<a id="feature-engineering-to-improve-performance"></a>
## Feature Engineering to Improve Performance
---

Machine learning models are very powerful, but they cannot automatically handle every aspect of our data. We have to explicitly modify our features to have relationships that our models can understand. In this case, we will need to pull out features to have a linear relationship with our response variable.

In [1]:
import pandas as pd
import numpy as np
import seaborn as sns
import matplotlib.pyplot as plt
%matplotlib inline
plt.style.use("fivethirtyeight")

df = pd.read_csv(r'..\data\bikeshare.csv', index_col='datetime', parse_dates=True)

In [2]:
df.head()

Unnamed: 0_level_0,season,holiday,workingday,weather,temp,atemp,humidity,windspeed,count
datetime,Unnamed: 1_level_1,Unnamed: 2_level_1,Unnamed: 3_level_1,Unnamed: 4_level_1,Unnamed: 5_level_1,Unnamed: 6_level_1,Unnamed: 7_level_1,Unnamed: 8_level_1,Unnamed: 9_level_1
2011-01-01 00:00:00,Spring,0,0,Clear Skies,9.84,14.395,81,0.0,16
2011-01-01 01:00:00,Spring,0,0,Clear Skies,9.02,13.635,80,0.0,40
2011-01-01 02:00:00,Spring,0,0,Clear Skies,9.02,13.635,80,0.0,32
2011-01-01 03:00:00,Spring,0,0,Clear Skies,9.84,14.395,75,0.0,13
2011-01-01 04:00:00,Spring,0,0,Clear Skies,9.84,14.395,75,0.0,1


<a id="handling-categorical-features"></a>
### Handling Categorical Features

scikit-learn expects all features to be numeric.
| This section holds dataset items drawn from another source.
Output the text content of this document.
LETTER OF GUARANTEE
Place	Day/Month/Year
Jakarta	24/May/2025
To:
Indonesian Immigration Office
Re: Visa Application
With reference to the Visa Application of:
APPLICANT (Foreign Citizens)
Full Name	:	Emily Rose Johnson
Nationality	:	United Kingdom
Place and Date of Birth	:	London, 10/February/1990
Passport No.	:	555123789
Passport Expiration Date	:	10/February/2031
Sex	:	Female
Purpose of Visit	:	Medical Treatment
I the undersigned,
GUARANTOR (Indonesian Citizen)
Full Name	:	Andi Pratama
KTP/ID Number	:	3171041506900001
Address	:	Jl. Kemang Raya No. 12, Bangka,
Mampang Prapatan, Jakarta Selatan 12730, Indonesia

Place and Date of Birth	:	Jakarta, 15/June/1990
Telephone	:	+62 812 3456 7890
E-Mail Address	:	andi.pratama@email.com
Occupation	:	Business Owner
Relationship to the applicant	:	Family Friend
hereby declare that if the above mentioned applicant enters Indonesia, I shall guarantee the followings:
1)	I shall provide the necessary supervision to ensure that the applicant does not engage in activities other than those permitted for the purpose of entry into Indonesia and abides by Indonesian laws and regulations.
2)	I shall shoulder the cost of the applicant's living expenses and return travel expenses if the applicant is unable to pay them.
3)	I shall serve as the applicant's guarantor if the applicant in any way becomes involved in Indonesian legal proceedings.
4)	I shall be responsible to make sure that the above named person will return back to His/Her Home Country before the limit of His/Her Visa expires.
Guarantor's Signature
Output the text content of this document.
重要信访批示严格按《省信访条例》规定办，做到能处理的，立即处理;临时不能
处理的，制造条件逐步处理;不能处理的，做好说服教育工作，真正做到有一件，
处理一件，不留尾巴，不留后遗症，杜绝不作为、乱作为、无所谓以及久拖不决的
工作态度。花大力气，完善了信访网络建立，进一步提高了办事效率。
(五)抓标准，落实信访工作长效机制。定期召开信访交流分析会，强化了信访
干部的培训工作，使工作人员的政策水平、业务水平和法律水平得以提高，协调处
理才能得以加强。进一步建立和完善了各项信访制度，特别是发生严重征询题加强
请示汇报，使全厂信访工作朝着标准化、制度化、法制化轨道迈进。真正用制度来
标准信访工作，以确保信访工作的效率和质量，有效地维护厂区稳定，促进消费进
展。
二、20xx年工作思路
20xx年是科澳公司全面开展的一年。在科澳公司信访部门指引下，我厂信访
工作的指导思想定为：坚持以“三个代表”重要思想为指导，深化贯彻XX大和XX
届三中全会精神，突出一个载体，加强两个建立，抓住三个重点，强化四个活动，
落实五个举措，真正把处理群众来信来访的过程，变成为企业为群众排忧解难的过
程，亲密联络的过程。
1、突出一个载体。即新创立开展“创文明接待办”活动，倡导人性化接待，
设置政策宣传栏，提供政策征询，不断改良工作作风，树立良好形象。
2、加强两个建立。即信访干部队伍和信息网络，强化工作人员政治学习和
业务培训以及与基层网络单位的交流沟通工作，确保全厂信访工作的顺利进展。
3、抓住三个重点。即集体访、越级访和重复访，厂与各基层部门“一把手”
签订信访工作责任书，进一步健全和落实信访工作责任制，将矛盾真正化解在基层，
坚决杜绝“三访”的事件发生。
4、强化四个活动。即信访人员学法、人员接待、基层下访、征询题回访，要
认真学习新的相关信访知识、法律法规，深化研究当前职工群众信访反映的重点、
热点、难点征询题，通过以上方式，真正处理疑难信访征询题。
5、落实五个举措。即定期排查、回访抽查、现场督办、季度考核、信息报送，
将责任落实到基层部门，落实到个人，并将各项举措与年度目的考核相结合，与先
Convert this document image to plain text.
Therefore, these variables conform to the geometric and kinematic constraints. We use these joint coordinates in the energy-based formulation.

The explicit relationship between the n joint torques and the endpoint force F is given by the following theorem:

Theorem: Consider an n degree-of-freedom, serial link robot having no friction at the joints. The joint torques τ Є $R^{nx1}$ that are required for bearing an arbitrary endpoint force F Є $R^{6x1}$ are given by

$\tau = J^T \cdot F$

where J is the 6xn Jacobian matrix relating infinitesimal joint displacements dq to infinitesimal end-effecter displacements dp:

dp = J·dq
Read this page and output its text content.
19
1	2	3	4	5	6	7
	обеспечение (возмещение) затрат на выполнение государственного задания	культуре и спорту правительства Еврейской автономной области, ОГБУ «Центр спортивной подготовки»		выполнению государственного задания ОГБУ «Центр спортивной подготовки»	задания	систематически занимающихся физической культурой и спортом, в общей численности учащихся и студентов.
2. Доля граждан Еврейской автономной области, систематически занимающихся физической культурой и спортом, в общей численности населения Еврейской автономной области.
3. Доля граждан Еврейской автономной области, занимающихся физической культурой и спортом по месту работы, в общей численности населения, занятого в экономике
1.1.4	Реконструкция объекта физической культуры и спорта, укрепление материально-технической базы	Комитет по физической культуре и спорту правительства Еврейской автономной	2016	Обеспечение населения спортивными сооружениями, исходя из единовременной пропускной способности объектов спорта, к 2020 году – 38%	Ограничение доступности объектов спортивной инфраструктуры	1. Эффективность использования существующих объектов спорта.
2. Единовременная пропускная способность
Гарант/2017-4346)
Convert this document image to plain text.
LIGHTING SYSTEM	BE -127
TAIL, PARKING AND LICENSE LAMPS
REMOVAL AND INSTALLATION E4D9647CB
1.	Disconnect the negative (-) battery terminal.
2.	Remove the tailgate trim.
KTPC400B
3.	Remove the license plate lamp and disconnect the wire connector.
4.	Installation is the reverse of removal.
So how do we include a categorical feature in our model?

- **Ordered categories:** Transform them to sensible numeric values (example: small=1, medium=2, large=3)
- **Unordered categories:** Use dummy encoding (0/1). Here, each possible category would become a separate feature.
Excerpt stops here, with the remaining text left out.